In opening the annual Foreign Ministers meeting of the Organization of Islamic Cooperation (OIC) in Islamabad today, Pakistan Prime Minister Imran Khan warned that the world is heading in the wrong direction, back into a Cold War, a world divided into blocs in which the 1.5 billion people in the OIC countries will have no place. He urged the Foreign Ministers of its 57 member states to think about how the OIC could help mediate to bring about a ceasefire between Ukraine and Russia, and announced that he would be meeting shortly with Chinese Foreign Minister Wang Yi (present at the conference) to discuss how the OIC and China can intervene to try and stop this conflict, which is bringing such great consequences for all nations as the increasing prices of oil, gas, and wheat.
All non-partisan countries are in a special position to do something, and we must do so, he told the ministers.
Khan also addressed the need for the OIC to help stabilize Afghanistan. That nation is finally free of conflict after 40 years, but it faces economic sanctions and non-recognition. The only way to stop international terrorism is to stabilize Afghanistan, Khan emphasized. But, he cautioned, do not dictate to the Afghan people; anyone who knows the Afghan character knows they do not accept this. Let us help them and get them into the international community.

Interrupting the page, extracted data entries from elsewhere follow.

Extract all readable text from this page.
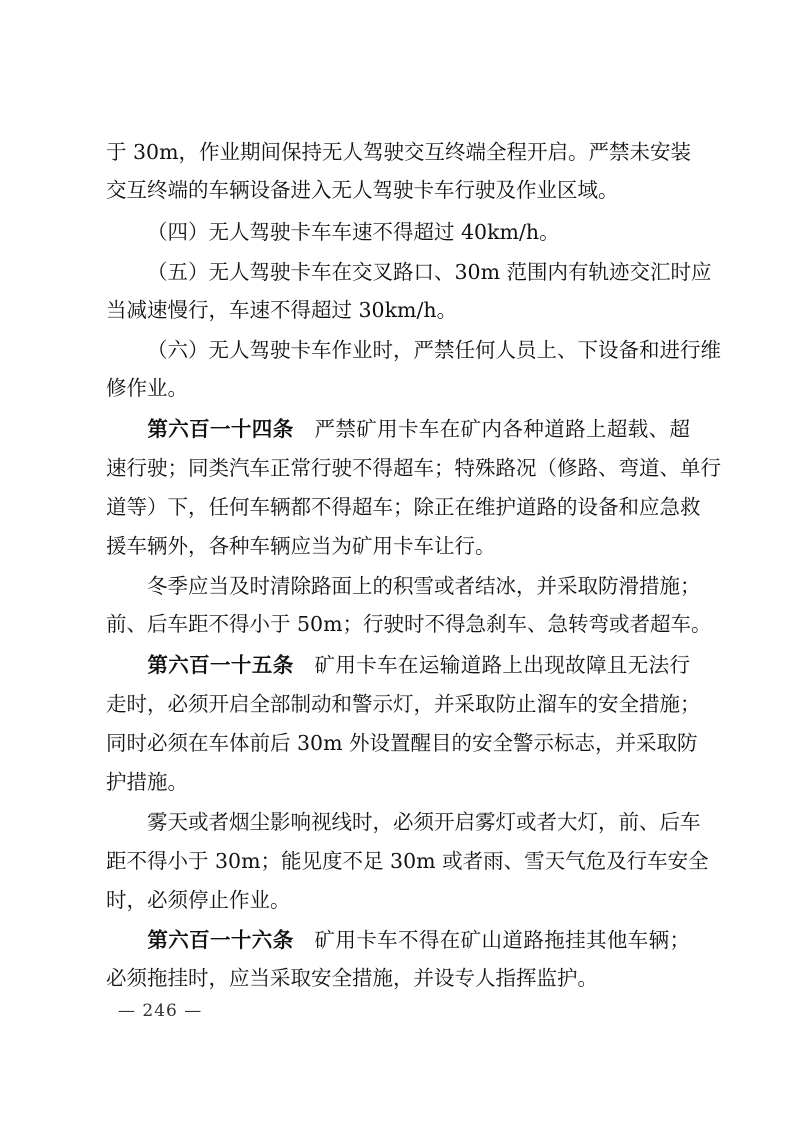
于 30m，作业期间保持无人驾驶交互终端全程开启。严禁未安装
交互终端的车辆设备进入无人驾驶卡车行驶及作业区域。
（四）无人驾驶卡车车速不得超过 40km/h。
（五）无人驾驶卡车在交叉路口、30m 范围内有轨迹交汇时应
当减速慢行，车速不得超过 30km/h。
（六）无人驾驶卡车作业时，严禁任何人员上、下设备和进行维
修作业。
第六百一十四条　 严禁矿用卡车在矿内各种道路上超载、超
速行驶；同类汽车正常行驶不得超车；特殊路况（修路、弯道、单行
道等）下，任何车辆都不得超车；除正在维护道路的设备和应急救
援车辆外，各种车辆应当为矿用卡车让行。
冬季应当及时清除路面上的积雪或者结冰，并采取防滑措施；
前、后车距不得小于 50m；行驶时不得急刹车、急转弯或者超车。
第六百一十五条　 矿用卡车在运输道路上出现故障且无法行
走时，必须开启全部制动和警示灯，并采取防止溜车的安全措施；
同时必须在车体前后 30m 外设置醒目的安全警示标志，并采取防
护措施。
雾天或者烟尘影响视线时，必须开启雾灯或者大灯，前、后车
距不得小于 30m；能见度不足 30m 或者雨、雪天气危及行车安全
时，必须停止作业。
第六百一十六条　 矿用卡车不得在矿山道路拖挂其他车辆；
必须拖挂时，应当采取安全措施，并设专人指挥监护。
— 246 —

Before raising those specific strategic points, Khan spoke about the greatness of Islam’s teaching and history, in such areas as its emphasis on the quest for knowledge, from birth to grave, a teaching which led to Muslims being the greatest scientists in the world for centuries. Likewise, its teaching of mercy, that governments must look after the weak and the poor, and the need for equality before the law for “great crooks,” as well as poor ones—a principle violated today, he said, as seen in such shocking facts as that every year $1.6 trillion leaves the poor countries for the tax havens in the developed world, robbing the poor countries of what they need to grow.